Long Qt Syndrome 14

A number sign (#) is used with this entry because of evidence that long QT syndrome-14 (LQT14) is caused by heterozygous mutation in the CALM1 gene (114180) on chromosome 14q32.

For a general phenotypic description and discussion of genetic heterogeneity of long QT syndrome, see LQT1 (192500).

Clinical Features

Crotti et al. (2013) reported an Italian girl who underwent cardiac arrest due to ventricular fibrillation (VF) at age 6 months. Electrocardiogram (ECG) after defibrillation showed a markedly prolonged QTc interval (630 ms), frequent episodes of T-wave alternans, and intermittent 2:1 atrioventricular block. Echocardiogram showed normal cardiac anatomy and contractile function. An internal cardioverter-defibrillator (ICD) was placed, and multiple episodes of VF were terminated by the ICD in the following months. Despite treatment with various medications as well as left-cardiac sympathetic denervation at age 1 year, the patient had 16 episodes of VF during the first 2 years of life: these were mostly induced by adrenergic stimulation, and either began abruptly or were preceded by a brief episode of torsade de pointes that was not pause-dependent. Her parents were asymptomatic with normal ECGs, and there was no history of sudden death in the family.

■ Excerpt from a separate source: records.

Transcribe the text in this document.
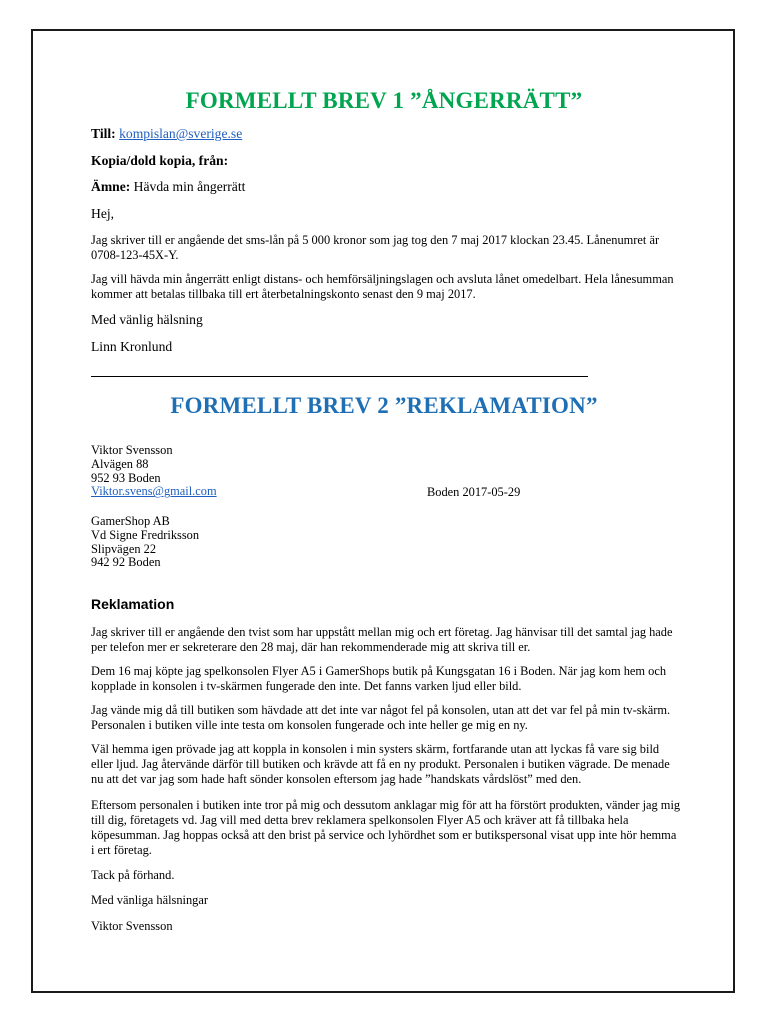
FORMELLT BREV 1 ”ÅNGERRÄTT”
Till: kompislan@sverige.se
Kopia/dold kopia, från:
Ämne: Hävda min ångerrätt
Hej,
Jag skriver till er angående det sms-lån på 5 000 kronor som jag tog den 7 maj 2017 klockan 23.45. Lånenumret är 0708-123-45X-Y.
Jag vill hävda min ångerrätt enligt distans- och hemförsäljningslagen och avsluta lånet omedelbart. Hela lånesumman kommer att betalas tillbaka till ert återbetalningskonto senast den 9 maj 2017.
Med vänlig hälsning
Linn Kronlund
FORMELLT BREV 2 ”REKLAMATION”
Viktor Svensson
Alvägen 88
952 93 Boden
Viktor.svens@gmail.com	Boden 2017-05-29
GamerShop AB
Vd Signe Fredriksson
Slipvägen 22
942 92 Boden
Reklamation
Jag skriver till er angående den tvist som har uppstått mellan mig och ert företag. Jag hänvisar till det samtal jag hade per telefon mer er sekreterare den 28 maj, där han rekommenderade mig att skriva till er.
Dem 16 maj köpte jag spelkonsolen Flyer A5 i GamerShops butik på Kungsgatan 16 i Boden. När jag kom hem och kopplade in konsolen i tv-skärmen fungerade den inte. Det fanns varken ljud eller bild.
Jag vände mig då till butiken som hävdade att det inte var något fel på konsolen, utan att det var fel på min tv-skärm. Personalen i butiken ville inte testa om konsolen fungerade och inte heller ge mig en ny.
Väl hemma igen prövade jag att koppla in konsolen i min systers skärm, fortfarande utan att lyckas få vare sig bild eller ljud. Jag återvände därför till butiken och krävde att få en ny produkt. Personalen i butiken vägrade. De menade nu att det var jag som hade haft sönder konsolen eftersom jag hade ”handskats vårdslöst” med den.
Eftersom personalen i butiken inte tror på mig och dessutom anklagar mig för att ha förstört produkten, vänder jag mig till dig, företagets vd. Jag vill med detta brev reklamera spelkonsolen Flyer A5 och kräver att få tillbaka hela köpesumman. Jag hoppas också att den brist på service och lyhördhet som er butikspersonal visat upp inte hör hemma i ert företag.
Tack på förhand.
Med vänliga hälsningar
Viktor Svensson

Marsman et al. (2014) studied a Moroccan family with 5 sibs in which the proband experienced cardiac arrest at age 16 years while romping with a classmate at school; an initial recorded rhythm of VF was converted to a sinus rhythm after 2 defibrillatory shocks. Evaluation revealed no structural or functional cardiac abnormalities, ECG showed a normal QTc interval at rest, and flecainide provocation did not uncover a Brugada ECG pattern. On exercise testing, however, mild prolongation of the QTc interval was revealed (459 ms), which was maximal during early recovery (464 ms). An ICD was placed, and in 12 years of follow-up, the proband did not report any syncopal episodes, nor did the ICD record any events involving ventricular tachycardia. Just 7 months following the index event of the proband, his younger sister died suddenly at age 10 years. The family history also included a sister who had died suddenly at age 9 years. Another sister collapsed on the playground at age 10 years and was successfully resuscitated from VF; during the 8-year period following ICD implantation, she experienced 3 episodes of VF that were terminated by ICD shocks. Exercise testing revealed prolongation of the QTc interval in both early and late recovery (474 and 464 ms, respectively). The youngest sister in the family was asymptomatic but also demonstrated prolonged QTc interval on exercise testing. She underwent implantation of an ICD at 7 years of age, and the device did not discharge in 3 years of follow-up. Both parents were asymptomatic with normal ECGs at rest; however, the mother had prolonged QTc intervals (476 ms) at high heart rates. Marsman et al. (2014) stated that although none of the family members met the diagnostic criteria for long QT syndrome, ECG recordings were not available for a large number of mutation carriers in the family, and it was thus 'difficult to rule out LQTS with certainty.'

Molecular Genetics

In an Italian girl with markedly prolonged QTc intervals and multiple episodes of ventricular fibrillation, who was negative for mutation in the 5 genes most frequently associated with long QT syndrome, Crotti et al. (2013) performed exome sequencing and identified a heterozygous de novo missense mutation in the CALM1 gene (D130G; 114180.0003). Analysis of CALM1 in 82 additional patients with LQTS who had no mutations in known LQTS genes revealed a 3-year-old Greek boy who also carried the D130G mutation, as well as a 14-year-old Italian boy with a phe142-to-leu mutation in CALM1 (F142L; 114180.0004). Neither mutation was found in 1,800 white European controls or in public databases, and functional analysis demonstrated a several-fold reduction in calcium-binding affinity for both variants compared to wildtype calmodulin.

In a Moroccan family with mild prolongation of the QTc interval in the recovery phase after exercise as well as onset of ventricular fibrillation within the first 2 decades of life, Marsman et al. (2014) performed whole-exome sequencing and identified a heterozygous mutation in the CALM1 gene (F90L; 114180.0005) that segregated with disease in the family. The mutation was not found in 500 Moroccan controls, and the proband was negative for mutation in 14 genes known to be involved in primary arrhythmia syndromes and arrhythmogenic cardiomyopathy.